Я смотрю, как Игорь выскребает совком яму очага, сидя на корточках и стараясь не пропустить ни уголька, ни обожженной косточки, которые нет-нет да иногда окажутся на дне. Он весь внимание и сосредоточенность. Но иногда я замечаю, что совсем так же, как это делает каждый из нас на рыбалке или на сенокосе у костерка и как делал человек тысячелетия назад, он протягивает руки, потирает их и замирает, грея, точно и вправду еще рдеют в глубине ямы негаснущие угли вечной жизни…

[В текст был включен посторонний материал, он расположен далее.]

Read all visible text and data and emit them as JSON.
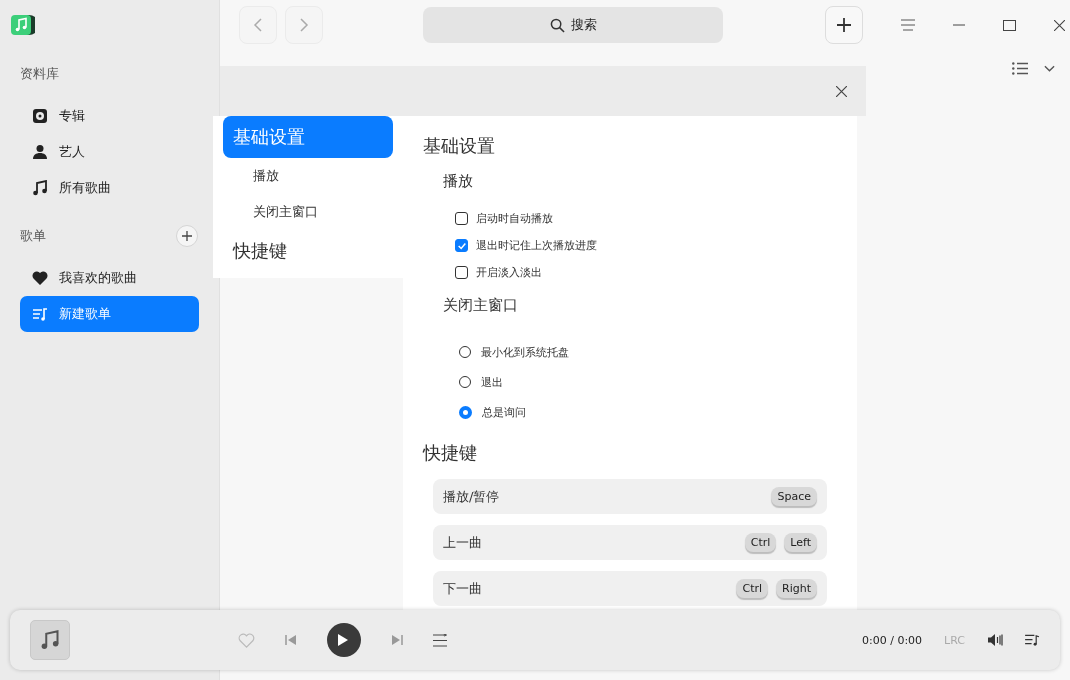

Воскресенье, дождь: теплый, мелкий, серенький. Еще немного, и я бы сказал — грибной. Нет, не скоро еще грибам! А день испорчен. И вместо того, чтобы отправиться к озеру с удочкой, отойти от раскопок, ежедневных забот, остаешься один на один с пакетами находок, которые надо разобрать, просмотреть, вымыть… Остаешься с планами раскопа, с дневником. И ведь действительно — один. Хозяева с утра отправились в город на рынок. Прасковья Васильевна повезла скопившийся за неделю творог, сметану, свежее и топленое молоко, а Роман Иванович — дюжины две корзин, которые он каждый вечер плел из гибкого лозняка.
Вместе с ними уехал Саша. На этот раз уже окончательно: не выдержал, поспешил в свою экспедицию…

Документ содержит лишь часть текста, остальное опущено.